The bill was sponsored by Senators Mazie Hirono (D-HI) and Roger Wicker (R-MS), and Representatives Zoe Lofgren (D-CA) and House Science Committee Chairman Lamar Smith (R-TX). Co-sponsors included three Democrats and three Republicans.
Operatives see a potentially smooth path for the bill. "Given its bipartisan nature, it could start moving forward pretty quickly," said Ryan Taylor, Senator Wicker's communications director. "At a time when our students are falling behind other countries in the scientific subjects, scientists should be engaged to help remedy that wrong for the good of the country."
During interviews at the World Science Festival, Kerri Miller asked scientists about the proposed position, and what value they think it could offer.

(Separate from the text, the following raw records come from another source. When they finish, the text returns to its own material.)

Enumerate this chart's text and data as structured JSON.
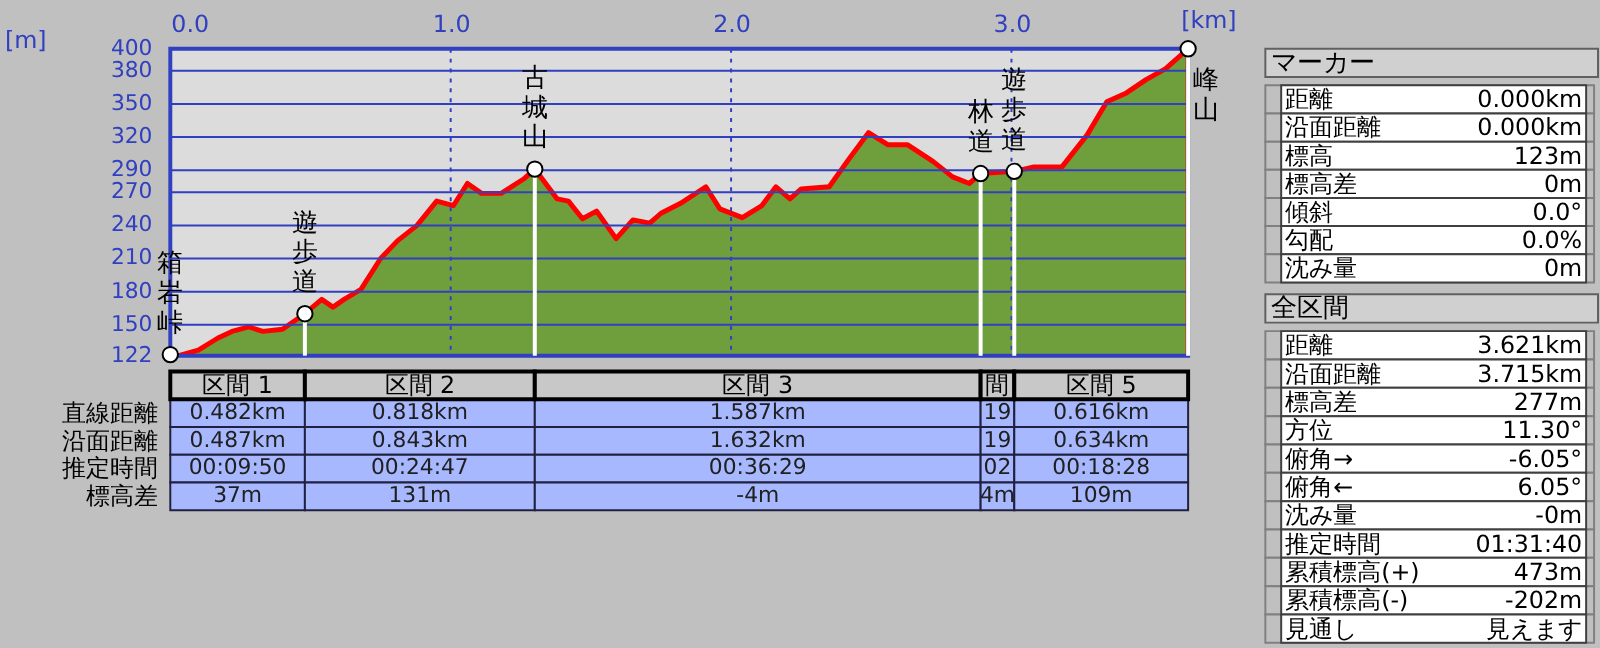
{
  "chart_data": [
    {
      "type": "area",
      "xlabel": "[km]",
      "ylabel": "[m]",
      "x": [
        0,
        0.03,
        0.1,
        0.17,
        0.22,
        0.28,
        0.33,
        0.4,
        0.48,
        0.54,
        0.58,
        0.62,
        0.68,
        0.75,
        0.81,
        0.88,
        0.95,
        1.01,
        1.06,
        1.11,
        1.18,
        1.26,
        1.3,
        1.38,
        1.42,
        1.47,
        1.52,
        1.59,
        1.65,
        1.71,
        1.75,
        1.82,
        1.91,
        1.96,
        2.04,
        2.11,
        2.16,
        2.21,
        2.25,
        2.35,
        2.42,
        2.49,
        2.56,
        2.63,
        2.72,
        2.79,
        2.85,
        2.89,
        3.01,
        3.08,
        3.18,
        3.27,
        3.34,
        3.41,
        3.48,
        3.55,
        3.63
      ],
      "series": [
        {
          "color": "#6f9e3c",
          "values": [
            123,
            122,
            127,
            138,
            144,
            148,
            144,
            146,
            160,
            173,
            166,
            173,
            182,
            210,
            226,
            240,
            262,
            258,
            278,
            269,
            269,
            282,
            291,
            264,
            262,
            246,
            253,
            228,
            245,
            242,
            251,
            260,
            275,
            255,
            247,
            258,
            275,
            264,
            273,
            275,
            300,
            324,
            313,
            313,
            298,
            284,
            278,
            287,
            289,
            293,
            293,
            322,
            352,
            360,
            372,
            382,
            400
          ]
        }
      ],
      "xlim": [
        0,
        3.63
      ],
      "ylim": [
        122,
        400
      ],
      "xticks": [
        {
          "value": 0,
          "label": "0.0"
        },
        {
          "value": 1,
          "label": "1.0"
        },
        {
          "value": 2,
          "label": "2.0"
        },
        {
          "value": 3,
          "label": "3.0"
        }
      ],
      "yticks": [
        122,
        150,
        180,
        210,
        240,
        270,
        290,
        320,
        350,
        380,
        400
      ],
      "grid": true,
      "annotations": [
        {
          "text": "箱岩峠",
          "x": 0,
          "y": 123
        },
        {
          "text": "遊歩道",
          "x": 0.48,
          "y": 160
        },
        {
          "text": "古城山",
          "x": 1.3,
          "y": 291
        },
        {
          "text": "林道",
          "x": 2.89,
          "y": 287
        },
        {
          "text": "遊歩道",
          "x": 3.01,
          "y": 289
        },
        {
          "text": "峰山",
          "x": 3.63,
          "y": 400
        }
      ]
    },
    {
      "type": "other",
      "categories": [
        "区間 1",
        "区間 2",
        "区間 3",
        "間",
        "区間 5"
      ],
      "y_categories": [
        "直線距離",
        "沿面距離",
        "推定時間",
        "標高差"
      ],
      "cell_labels": [
        [
          "0.482km",
          "0.818km",
          "1.587km",
          "19",
          "0.616km"
        ],
        [
          "0.487km",
          "0.843km",
          "1.632km",
          "19",
          "0.634km"
        ],
        [
          "00:09:50",
          "00:24:47",
          "00:36:29",
          "02",
          "00:18:28"
        ],
        [
          "37m",
          "131m",
          "-4m",
          "4m",
          "109m"
        ]
      ]
    },
    {
      "type": "other",
      "title": "マーカー",
      "y_categories": [
        "距離",
        "沿面距離",
        "標高",
        "標高差",
        "傾斜",
        "勾配",
        "沈み量"
      ],
      "cell_labels": [
        [
          "0.000km"
        ],
        [
          "0.000km"
        ],
        [
          "123m"
        ],
        [
          "0m"
        ],
        [
          "0.0°"
        ],
        [
          "0.0%"
        ],
        [
          "0m"
        ]
      ]
    },
    {
      "type": "other",
      "title": "全区間",
      "y_categories": [
        "距離",
        "沿面距離",
        "標高差",
        "方位",
        "俯角→",
        "俯角←",
        "沈み量",
        "推定時間",
        "累積標高(+)",
        "累積標高(-)",
        "見通し"
      ],
      "cell_labels": [
        [
          "3.621km"
        ],
        [
          "3.715km"
        ],
        [
          "277m"
        ],
        [
          "11.30°"
        ],
        [
          "-6.05°"
        ],
        [
          "6.05°"
        ],
        [
          "-0m"
        ],
        [
          "01:31:40"
        ],
        [
          "473m"
        ],
        [
          "-202m"
        ],
        [
          "見えます"
        ]
      ]
    }
  ]
}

Brian Greene, co-founder of the World Science Festival and professor of physics and mathematics at Columbia University, said he was excited about the idea of a science laureate to expand the public's access to the field. The science laureate would "get people excited by the language, the ideas, the wonders, the concepts of science," he said.
"There are so many celebrations of other subjects in the world, in this country," Greene said. "We celebrate fashion week, we celebrate food, we have film festivals all over the place, literature festivals. When we started the World Science Festival back in 2008, we looked around and there was no public celebration of science on a national scale. That made no sense to us, which is what drove us to create the festival."
Dan Fagin, a science journalism professor and journalist at New York University, said he doesn't necessarily support, or even believe in, the idea of a science laureate.
"If it was up to me, I don't think I would have one science laureate," he said. "I think that's a little bit misleading. Then again, I don't think I would have a poet laureate either... because I think that's an artificial hierarchy, a kind of phony hierarchy, that shouldn't be."
It's a mistake to "elevate a towering figure" as the personification of science, Fagin said.
"Science, especially, it is a discipline of people, but it's a process of ideas," he said. "Of course all scientists are human beings, but scientific knowledge is not about people, it's about ideas, or specifically it's about testable ideas."
Stuart Firestein, chair of the Department of Biological Sciences at Columbia University, said a science laureate who interpreted science for the public wouldn't be enough.
"We've developed an entire field of science journalism and science writing and so there are many interpreters and translators of science for the public and many of them do an extremely good job," he said. "But there's also something to be said for getting it sort of from the horse's mouth, for getting a little bit of an inside, not-so-translated version from a working scientist who nonetheless understands a responsibility in the public understanding and public accessibility to science."